CP: I’ve heard that comics have a hard time finding material; that’s the least of my worries. Standing up on stage doesn’t faze me. Whereas my husband wears Kotex maxi pads under his arms to introduce me. Athletic tape and a giant pad.
SD: Does he always introduce you?
CP: He does a lot. He makes comments and doesn’t tell me what he’s going to say — it’s his chance to get a little jab at me. Bruce went to UVM, so it’s sort of fun for him to be coming up here.
SD: Is he funny, too?
CP: He’s a dry-humor guy, very quiet. But he keeps me on my toes. People say, “You’re so good, but your husband!” I think it’s a mystery to a lot of people that someone could be married to me. But people are comforted by him — they’re like, “OK, if he’s game, we can let this go.”
SD: Was your husband attracted to your sense of humor?
CP: We didn’t get each other’s sense of humor [when] we worked together as ski coaches. He thought I was brash, loud, insensitive — I am all of those things.

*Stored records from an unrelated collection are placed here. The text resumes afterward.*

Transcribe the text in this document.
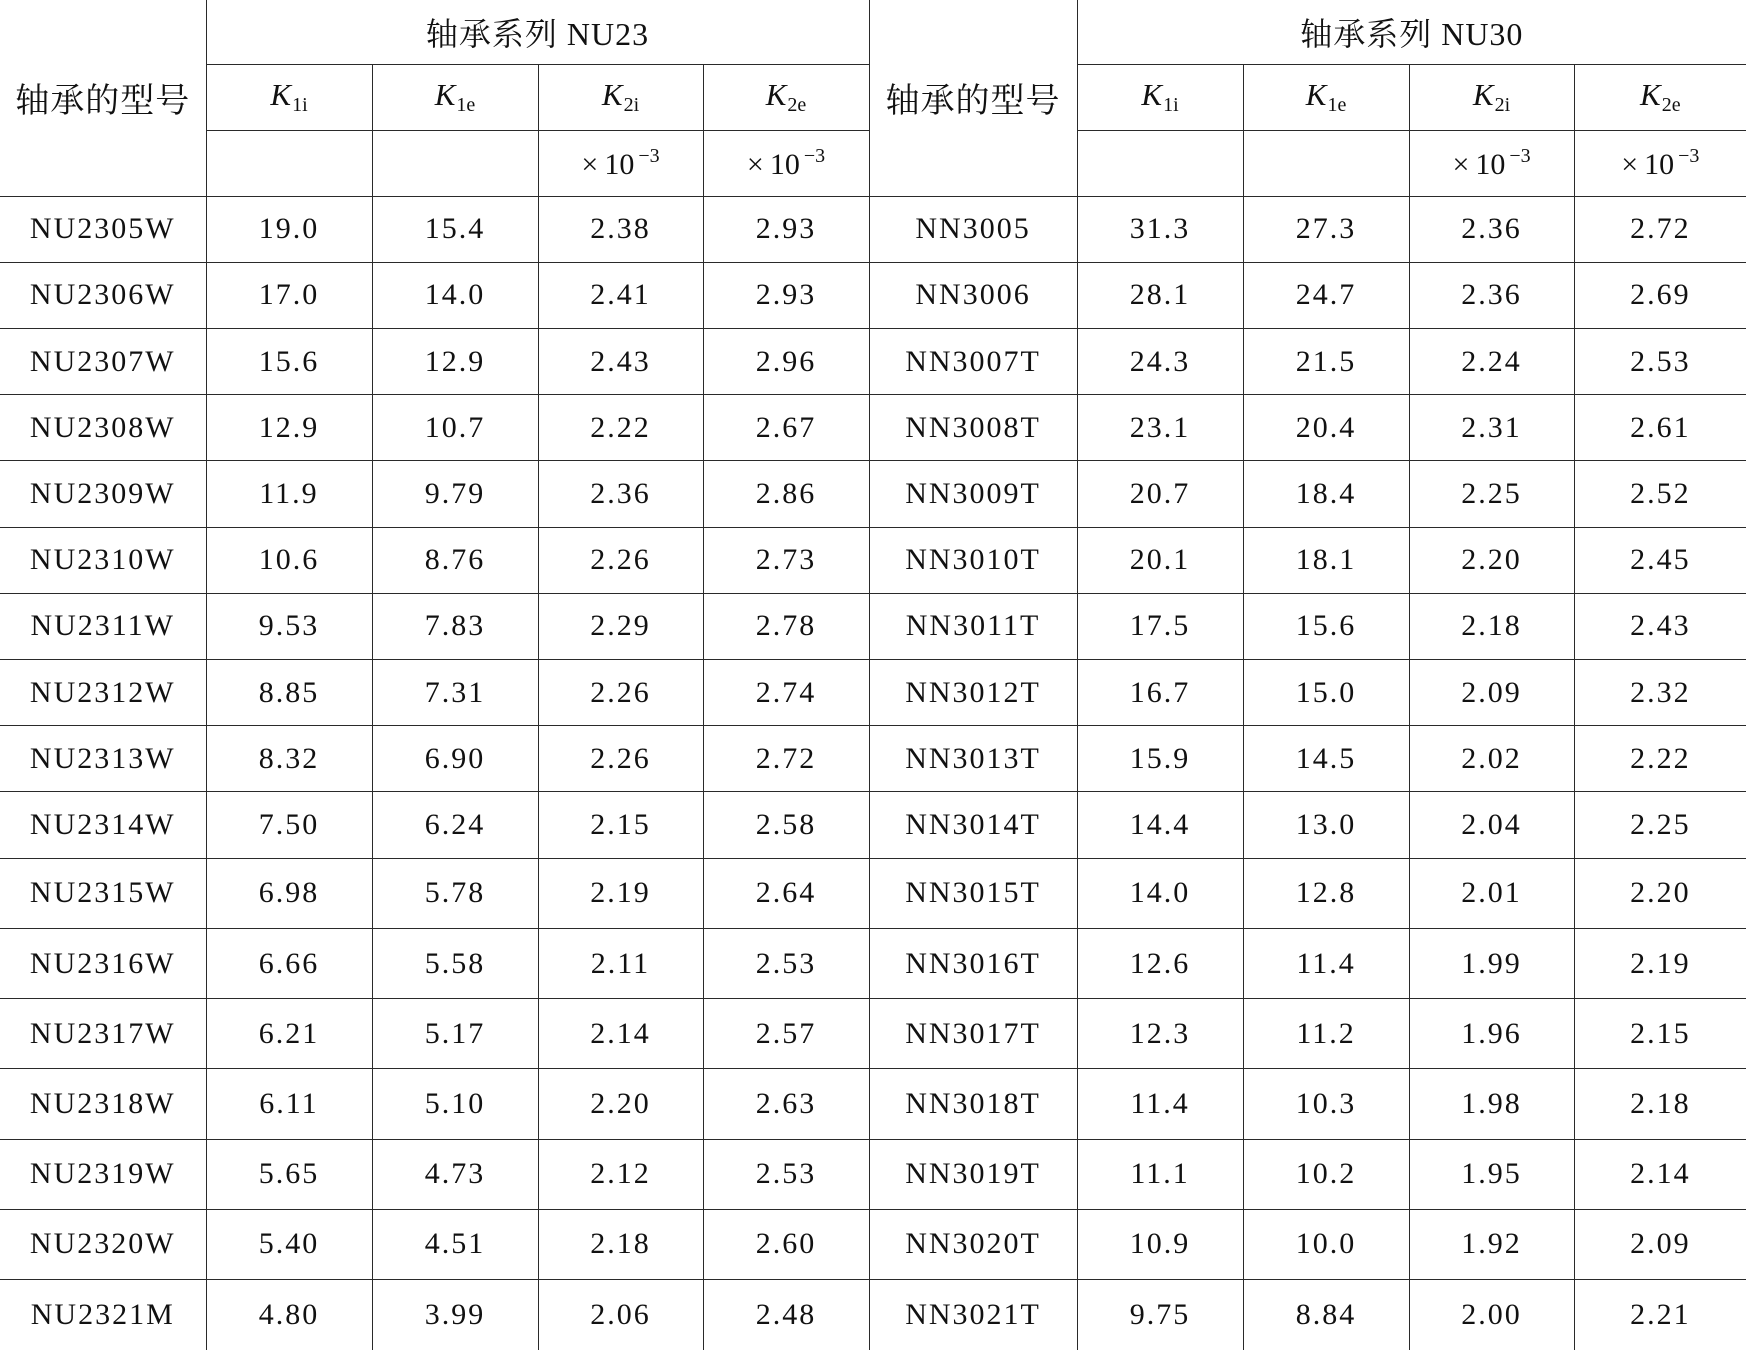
轴承的型号	轴承系列 NU23				轴承的型号	轴承系列 NU30			
	$K_{1i}$	$K_{1e}$	$K_{2i}$	$K_{2e}$		$K_{1i}$	$K_{1e}$	$K_{2i}$	$K_{2e}$
			× 10 $^{-3}$	× 10 $^{-3}$				× 10 $^{-3}$	× 10 $^{-3}$
NU2305W	19.0	15.4	2.38	2.93	NN3005	31.3	27.3	2.36	2.72
NU2306W	17.0	14.0	2.41	2.93	NN3006	28.1	24.7	2.36	2.69
NU2307W	15.6	12.9	2.43	2.96	NN3007T	24.3	21.5	2.24	2.53
NU2308W	12.9	10.7	2.22	2.67	NN3008T	23.1	20.4	2.31	2.61
NU2309W	11.9	9.79	2.36	2.86	NN3009T	20.7	18.4	2.25	2.52
NU2310W	10.6	8.76	2.26	2.73	NN3010T	20.1	18.1	2.20	2.45
NU2311W	9.53	7.83	2.29	2.78	NN3011T	17.5	15.6	2.18	2.43
NU2312W	8.85	7.31	2.26	2.74	NN3012T	16.7	15.0	2.09	2.32
NU2313W	8.32	6.90	2.26	2.72	NN3013T	15.9	14.5	2.02	2.22
NU2314W	7.50	6.24	2.15	2.58	NN3014T	14.4	13.0	2.04	2.25
NU2315W	6.98	5.78	2.19	2.64	NN3015T	14.0	12.8	2.01	2.20
NU2316W	6.66	5.58	2.11	2.53	NN3016T	12.6	11.4	1.99	2.19
NU2317W	6.21	5.17	2.14	2.57	NN3017T	12.3	11.2	1.96	2.15
NU2318W	6.11	5.10	2.20	2.63	NN3018T	11.4	10.3	1.98	2.18
NU2319W	5.65	4.73	2.12	2.53	NN3019T	11.1	10.2	1.95	2.14
NU2320W	5.40	4.51	2.18	2.60	NN3020T	10.9	10.0	1.92	2.09
NU2321M	4.80	3.99	2.06	2.48	NN3021T	9.75	8.84	2.00	2.21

I thought he was aloof, not that much fun. We just caught on to each other after a couple years. He liked my strength and conviction; I liked that he called me on my bullshit.
SD: Who do you think is funny?
CP: Stockard Channing and Cher, during the “Sonny & Cher” show — those were the first people I thought were funny, when I was in middle school. Robin Williams. Jerry Seinfeld. Whoopi Goldberg. Ellen Degeneres.
SD: Do you watch comics on TV?
CP: I should watch, but I’m too busy cleaning toilets and taking care of kids. We just watch the Patriots and the Tour de France. But I listen to Jerry Seinfeld, one of his stand-up things. It’s amazing how you can not have the same kind of humor, but learn so much from listening and watching.
SD: Such as?
CP: Timing. I have delivery down, but I’m still learning this stuff. What to do while people are laughing. How to end a bit, take a little water break. The rhythms.
SD: So it’s all in the timing?
CP: Yes, the building of timing. Sometimes I just stumble upon it, but there’s a lot of work to be done, polishing the show. Though of course I’ll never be truly polished.
SD: Are your kids funny?
CP: One has Bruce’s subtle style, one has my piss-and-vinegar humor. The littlest one has both. People say, “That guy is funny!” And he’s 3!
SD: They don’t get to see your act?
CP: No. The oldest one can read. I tell him some of the stories without the graphic parts. But they are proud; they know that people like to hear my stories and that they are for grown-ups. For about a month after my last show, my 3-year-old would say, “Congratulations!” and give me a hug — because he’d hear other people say it.
SD: With all the work you have at home, how do you do all this?
CP: I sacrifice cleaning my own toilet . . . I’m not a perfectionist; that really helps out.